Photomicrographs of a section of the endocrine pancreatic tissue of rats: (a—group 1: NC) normal pancreatic structure and exocrine acini surrounding the islets of Langerhans (400x magnification); (b—group 2: DC) disorganized islets of Langerhans and clusters of inflammatory cells (β-cells show an unstained vacuolated cytoplasm and dark-stained degenerated nuclei) (400x magnification); (c—group 3: DM) normal islets of Langerhans and blood sinusoids (100x magnification); (d—group 4: DO) islets of Langerhans with a normal-looking population of β-cells (100x magnification); (e—group 5: DOM) normal islets of Langerhans with a normal population of β-cells and absence of any degenerative change (400x magnification); (f—group 6: DOP) normal islets of Langerhans with a normal β-cell population similar to that of group 1 (NC) indicating protection from the damaging effect of STZ (400x magnification). All sections were stained with H and E stain and viewed with a light microscope.

Figure 2

Photomicrographs of a section of the liver tissue of rats: (a—group 1: NC) almost normal hepatic structure (hepatocytes being radially arranged around the central vein and presence of von Kupffer cells lining the sinusoidal spaces) (200x magnification); (b—group 2: DC) numerous apoptotic dark-stained shrunken hepatocytes with small degenerated nuclei (400x magnification); (c—group 3: DM) nearly normal radially arranged hepatocytes around the central vein (it also shows that blood sinusoidal spaces and their von Kupffer cells are like those of the NC group) (400x magnification); (d—group 4: DO) almost normal hepatic structure with radially arranged hepatocytes around the central vein with the absence of any degenerated apoptotic cells (it also shows that hepatic sinusoidal spaces and von Kupffer cells are like those of the NC group) (400x magnification); (e—group 5: DOM) almost normal hepatic structure with radially arranged hepatocytes around the central vein (it also shows the presence of von Kupffer cells lining the sinusoidal spaces) (400x magnification); (f—group 6: DOP) almost normal hepatic structure with radially arranged hepatocytes around the central vein (it also shows active and healthy hepatocytes with active vesicular nuclei like that of the NC group) (400x magnification).
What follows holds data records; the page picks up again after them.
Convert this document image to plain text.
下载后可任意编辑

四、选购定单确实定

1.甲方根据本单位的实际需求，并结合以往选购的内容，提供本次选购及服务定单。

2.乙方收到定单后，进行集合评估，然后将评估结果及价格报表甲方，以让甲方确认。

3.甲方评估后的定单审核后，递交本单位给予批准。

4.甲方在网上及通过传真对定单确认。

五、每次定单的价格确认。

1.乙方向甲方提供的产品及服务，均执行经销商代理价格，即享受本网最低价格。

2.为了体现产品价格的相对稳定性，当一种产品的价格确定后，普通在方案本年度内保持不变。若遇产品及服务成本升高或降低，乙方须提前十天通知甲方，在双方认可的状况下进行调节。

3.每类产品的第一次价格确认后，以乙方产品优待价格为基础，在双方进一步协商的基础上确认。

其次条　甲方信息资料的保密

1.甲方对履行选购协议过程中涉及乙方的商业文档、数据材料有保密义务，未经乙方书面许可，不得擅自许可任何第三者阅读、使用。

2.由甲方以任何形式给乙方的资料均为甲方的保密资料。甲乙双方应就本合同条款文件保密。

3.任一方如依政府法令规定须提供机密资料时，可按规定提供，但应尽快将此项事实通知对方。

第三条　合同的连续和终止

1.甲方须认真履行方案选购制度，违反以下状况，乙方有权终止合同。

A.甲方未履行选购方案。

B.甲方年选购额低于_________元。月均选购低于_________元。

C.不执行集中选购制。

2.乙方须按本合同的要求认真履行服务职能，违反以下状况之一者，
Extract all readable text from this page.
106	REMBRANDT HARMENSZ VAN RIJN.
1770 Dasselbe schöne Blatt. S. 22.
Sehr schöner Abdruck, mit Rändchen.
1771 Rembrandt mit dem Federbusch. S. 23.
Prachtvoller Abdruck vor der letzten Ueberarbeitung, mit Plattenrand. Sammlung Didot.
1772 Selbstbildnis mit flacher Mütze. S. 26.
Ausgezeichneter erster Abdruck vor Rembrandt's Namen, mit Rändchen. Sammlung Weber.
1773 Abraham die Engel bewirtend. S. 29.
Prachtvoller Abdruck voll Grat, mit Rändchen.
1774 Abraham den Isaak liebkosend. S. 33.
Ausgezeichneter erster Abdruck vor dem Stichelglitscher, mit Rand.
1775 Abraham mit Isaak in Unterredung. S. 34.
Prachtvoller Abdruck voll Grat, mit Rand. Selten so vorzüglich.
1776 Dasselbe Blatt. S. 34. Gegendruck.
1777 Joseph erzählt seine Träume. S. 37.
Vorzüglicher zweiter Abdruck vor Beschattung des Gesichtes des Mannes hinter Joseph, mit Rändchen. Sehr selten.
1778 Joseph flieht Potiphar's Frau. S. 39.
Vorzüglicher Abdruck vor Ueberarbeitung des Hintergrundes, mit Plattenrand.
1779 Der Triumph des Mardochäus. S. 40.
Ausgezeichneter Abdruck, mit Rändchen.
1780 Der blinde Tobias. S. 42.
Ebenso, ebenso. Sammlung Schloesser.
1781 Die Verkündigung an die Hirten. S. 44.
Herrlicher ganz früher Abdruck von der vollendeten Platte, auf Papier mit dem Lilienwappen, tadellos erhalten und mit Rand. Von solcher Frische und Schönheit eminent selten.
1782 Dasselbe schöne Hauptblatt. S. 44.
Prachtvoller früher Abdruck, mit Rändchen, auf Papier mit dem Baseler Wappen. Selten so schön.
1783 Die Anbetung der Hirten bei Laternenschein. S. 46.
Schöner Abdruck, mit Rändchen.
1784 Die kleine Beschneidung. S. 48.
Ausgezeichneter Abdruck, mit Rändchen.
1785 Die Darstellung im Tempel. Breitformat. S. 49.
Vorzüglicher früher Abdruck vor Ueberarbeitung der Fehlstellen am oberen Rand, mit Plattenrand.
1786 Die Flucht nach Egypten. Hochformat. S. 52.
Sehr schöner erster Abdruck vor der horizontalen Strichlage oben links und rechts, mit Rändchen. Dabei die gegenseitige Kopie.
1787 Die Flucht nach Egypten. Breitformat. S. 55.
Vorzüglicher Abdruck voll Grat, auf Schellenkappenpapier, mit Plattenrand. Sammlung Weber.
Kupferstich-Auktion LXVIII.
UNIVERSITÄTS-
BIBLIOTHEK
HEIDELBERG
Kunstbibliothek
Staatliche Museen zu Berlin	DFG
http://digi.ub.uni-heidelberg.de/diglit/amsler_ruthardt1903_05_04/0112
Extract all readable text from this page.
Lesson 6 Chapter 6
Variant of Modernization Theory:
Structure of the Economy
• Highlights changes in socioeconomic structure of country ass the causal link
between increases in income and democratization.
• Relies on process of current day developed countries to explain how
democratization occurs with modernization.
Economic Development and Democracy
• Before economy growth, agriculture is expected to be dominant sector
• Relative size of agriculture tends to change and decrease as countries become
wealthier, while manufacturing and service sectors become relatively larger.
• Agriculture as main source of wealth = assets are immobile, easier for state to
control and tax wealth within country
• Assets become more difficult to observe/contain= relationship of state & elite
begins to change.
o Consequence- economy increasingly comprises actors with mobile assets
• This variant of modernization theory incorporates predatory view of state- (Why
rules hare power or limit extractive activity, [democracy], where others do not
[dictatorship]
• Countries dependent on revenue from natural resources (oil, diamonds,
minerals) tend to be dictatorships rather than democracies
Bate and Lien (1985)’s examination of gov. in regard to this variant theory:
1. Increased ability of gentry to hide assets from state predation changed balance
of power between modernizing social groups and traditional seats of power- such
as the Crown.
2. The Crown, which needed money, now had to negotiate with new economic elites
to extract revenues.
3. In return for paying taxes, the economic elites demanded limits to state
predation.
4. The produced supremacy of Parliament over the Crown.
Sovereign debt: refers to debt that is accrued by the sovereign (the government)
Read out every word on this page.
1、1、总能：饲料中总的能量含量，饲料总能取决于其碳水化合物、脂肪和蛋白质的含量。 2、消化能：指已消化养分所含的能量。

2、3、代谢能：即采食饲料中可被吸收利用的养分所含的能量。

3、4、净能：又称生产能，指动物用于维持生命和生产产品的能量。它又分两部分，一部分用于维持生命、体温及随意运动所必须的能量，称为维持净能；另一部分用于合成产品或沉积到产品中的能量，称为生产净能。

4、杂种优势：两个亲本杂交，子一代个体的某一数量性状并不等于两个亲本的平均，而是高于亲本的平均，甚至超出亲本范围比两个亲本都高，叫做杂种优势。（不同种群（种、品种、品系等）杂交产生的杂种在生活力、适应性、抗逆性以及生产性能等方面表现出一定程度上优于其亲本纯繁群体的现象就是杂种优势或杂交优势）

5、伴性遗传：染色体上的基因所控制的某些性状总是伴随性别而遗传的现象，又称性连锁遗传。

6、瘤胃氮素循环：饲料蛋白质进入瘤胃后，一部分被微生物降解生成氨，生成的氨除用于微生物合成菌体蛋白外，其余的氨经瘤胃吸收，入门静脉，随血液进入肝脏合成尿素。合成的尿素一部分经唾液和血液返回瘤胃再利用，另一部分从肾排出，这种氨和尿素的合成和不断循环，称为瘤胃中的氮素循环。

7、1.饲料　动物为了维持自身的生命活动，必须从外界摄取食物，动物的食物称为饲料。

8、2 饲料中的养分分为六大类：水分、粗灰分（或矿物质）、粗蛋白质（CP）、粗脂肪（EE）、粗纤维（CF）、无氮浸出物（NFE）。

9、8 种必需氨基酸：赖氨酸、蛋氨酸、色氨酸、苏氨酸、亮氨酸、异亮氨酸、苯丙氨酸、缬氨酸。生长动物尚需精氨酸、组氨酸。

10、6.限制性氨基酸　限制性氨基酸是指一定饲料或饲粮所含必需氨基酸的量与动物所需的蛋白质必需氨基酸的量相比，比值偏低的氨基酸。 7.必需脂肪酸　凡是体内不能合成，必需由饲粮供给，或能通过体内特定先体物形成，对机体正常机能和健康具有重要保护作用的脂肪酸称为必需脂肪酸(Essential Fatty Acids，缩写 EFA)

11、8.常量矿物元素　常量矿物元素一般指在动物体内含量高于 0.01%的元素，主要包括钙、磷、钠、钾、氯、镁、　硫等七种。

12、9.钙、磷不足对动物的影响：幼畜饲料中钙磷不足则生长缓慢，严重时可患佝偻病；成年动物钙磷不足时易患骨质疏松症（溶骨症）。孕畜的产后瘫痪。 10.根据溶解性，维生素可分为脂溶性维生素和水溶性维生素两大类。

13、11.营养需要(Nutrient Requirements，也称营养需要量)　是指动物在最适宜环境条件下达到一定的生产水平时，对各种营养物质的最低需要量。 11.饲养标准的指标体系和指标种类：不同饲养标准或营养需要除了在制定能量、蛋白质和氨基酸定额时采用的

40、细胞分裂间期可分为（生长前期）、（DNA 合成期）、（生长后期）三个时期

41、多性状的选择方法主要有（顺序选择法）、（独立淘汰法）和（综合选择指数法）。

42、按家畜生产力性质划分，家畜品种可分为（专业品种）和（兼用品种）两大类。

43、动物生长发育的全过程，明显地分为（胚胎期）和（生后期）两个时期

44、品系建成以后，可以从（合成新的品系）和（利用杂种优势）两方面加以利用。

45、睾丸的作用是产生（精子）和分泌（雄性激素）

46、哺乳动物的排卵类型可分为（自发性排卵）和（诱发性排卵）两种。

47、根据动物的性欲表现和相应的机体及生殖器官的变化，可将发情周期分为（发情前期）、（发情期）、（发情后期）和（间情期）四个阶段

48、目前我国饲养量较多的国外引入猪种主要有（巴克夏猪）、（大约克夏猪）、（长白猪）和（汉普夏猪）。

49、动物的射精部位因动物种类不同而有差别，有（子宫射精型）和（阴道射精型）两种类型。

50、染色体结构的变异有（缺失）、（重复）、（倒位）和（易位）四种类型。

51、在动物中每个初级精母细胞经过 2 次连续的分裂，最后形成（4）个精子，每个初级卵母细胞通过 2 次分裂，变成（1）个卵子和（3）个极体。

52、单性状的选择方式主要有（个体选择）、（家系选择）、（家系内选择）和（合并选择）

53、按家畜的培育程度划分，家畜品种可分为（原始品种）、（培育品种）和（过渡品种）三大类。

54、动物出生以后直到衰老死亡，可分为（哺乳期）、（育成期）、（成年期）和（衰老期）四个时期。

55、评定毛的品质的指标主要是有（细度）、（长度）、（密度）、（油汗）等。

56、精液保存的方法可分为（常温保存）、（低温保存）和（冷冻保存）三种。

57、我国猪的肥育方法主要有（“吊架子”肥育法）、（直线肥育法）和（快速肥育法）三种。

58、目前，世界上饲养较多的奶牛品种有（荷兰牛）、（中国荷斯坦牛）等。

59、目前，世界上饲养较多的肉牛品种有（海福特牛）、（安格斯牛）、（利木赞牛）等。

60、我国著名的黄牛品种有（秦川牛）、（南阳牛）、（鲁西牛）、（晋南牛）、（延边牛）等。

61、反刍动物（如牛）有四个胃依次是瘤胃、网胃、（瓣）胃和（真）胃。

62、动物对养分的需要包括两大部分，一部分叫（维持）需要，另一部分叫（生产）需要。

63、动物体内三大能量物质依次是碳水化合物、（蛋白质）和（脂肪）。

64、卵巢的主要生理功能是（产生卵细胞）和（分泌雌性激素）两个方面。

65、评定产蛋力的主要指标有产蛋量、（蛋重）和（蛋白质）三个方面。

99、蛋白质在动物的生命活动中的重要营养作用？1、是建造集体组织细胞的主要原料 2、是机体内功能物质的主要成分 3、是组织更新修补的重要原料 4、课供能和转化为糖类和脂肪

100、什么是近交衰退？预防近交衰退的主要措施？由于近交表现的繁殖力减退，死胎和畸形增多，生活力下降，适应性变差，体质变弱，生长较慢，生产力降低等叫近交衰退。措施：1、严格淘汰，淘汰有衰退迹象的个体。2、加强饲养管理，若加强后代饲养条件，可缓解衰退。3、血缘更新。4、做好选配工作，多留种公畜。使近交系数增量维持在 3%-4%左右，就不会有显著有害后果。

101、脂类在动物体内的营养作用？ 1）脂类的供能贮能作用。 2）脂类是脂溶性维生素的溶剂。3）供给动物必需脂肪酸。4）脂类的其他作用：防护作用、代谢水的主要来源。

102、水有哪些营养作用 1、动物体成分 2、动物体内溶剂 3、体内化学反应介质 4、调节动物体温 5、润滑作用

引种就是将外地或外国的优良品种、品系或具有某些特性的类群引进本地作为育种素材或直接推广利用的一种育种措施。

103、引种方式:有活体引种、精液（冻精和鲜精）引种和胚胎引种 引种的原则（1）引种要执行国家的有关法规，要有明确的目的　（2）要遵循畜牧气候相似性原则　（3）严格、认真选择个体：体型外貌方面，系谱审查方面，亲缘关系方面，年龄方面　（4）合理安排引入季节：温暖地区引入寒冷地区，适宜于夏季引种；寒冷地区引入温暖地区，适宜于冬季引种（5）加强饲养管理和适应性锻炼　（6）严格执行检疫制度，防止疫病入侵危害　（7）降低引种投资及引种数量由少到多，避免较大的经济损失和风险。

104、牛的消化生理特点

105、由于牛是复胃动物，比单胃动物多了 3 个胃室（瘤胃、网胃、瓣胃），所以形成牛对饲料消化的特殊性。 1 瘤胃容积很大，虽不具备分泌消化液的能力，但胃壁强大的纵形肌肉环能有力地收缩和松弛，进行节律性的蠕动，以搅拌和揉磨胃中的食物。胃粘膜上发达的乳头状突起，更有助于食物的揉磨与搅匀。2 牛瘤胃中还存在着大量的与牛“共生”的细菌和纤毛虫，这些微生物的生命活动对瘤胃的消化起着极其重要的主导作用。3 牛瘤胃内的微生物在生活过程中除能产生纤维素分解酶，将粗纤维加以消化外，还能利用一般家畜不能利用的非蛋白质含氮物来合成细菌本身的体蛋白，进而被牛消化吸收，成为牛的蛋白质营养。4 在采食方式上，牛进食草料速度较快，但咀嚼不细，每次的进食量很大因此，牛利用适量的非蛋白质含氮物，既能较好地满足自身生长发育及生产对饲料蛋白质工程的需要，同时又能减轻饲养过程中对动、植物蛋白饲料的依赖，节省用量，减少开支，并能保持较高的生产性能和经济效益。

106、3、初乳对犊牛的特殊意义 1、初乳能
All sections were stained with H and E stain and viewed with a light microscope.

Figure 3

Photomicrographs of a section of the kidney tissue of rats: (a—group 1: NC) normal renal corpuscles with normal glomerular capillaries and renal tubules (40x magnification); (b—group 2: DC) deformity of renal corpuscle with atrophy of glomerular capillaries and unstained degenerated cytoplasmic regions in the renal tubular epithelium and arterioles showing diffused muscular media thickening with perivascular edema, fibrosis, and minimal interstitium lymphocytic infiltrate (400x magnification); (c—group 3: DM) normal renal corpuscles and glomeruli (it also shows normal renal tubules) (400x magnification); (d—group 4: DO) marked protection from diabetic changes with renal corpuscle, glomeruli, and tubules looking like those of the NC group (200x magnification); (e—group 5: DOM) marked protection against diabetic changes (it also shows normal and healthy renal corpuscles, glomeruli, and tubules) (400x magnification); (f—group 6: DOP) marked protection against diabetic changes (it also shows normal and healthy renal corpuscles, glomeruli, and tubules like those of the NC group) (200x magnification). All sections were stained with H and E stain and viewed with a light microscope.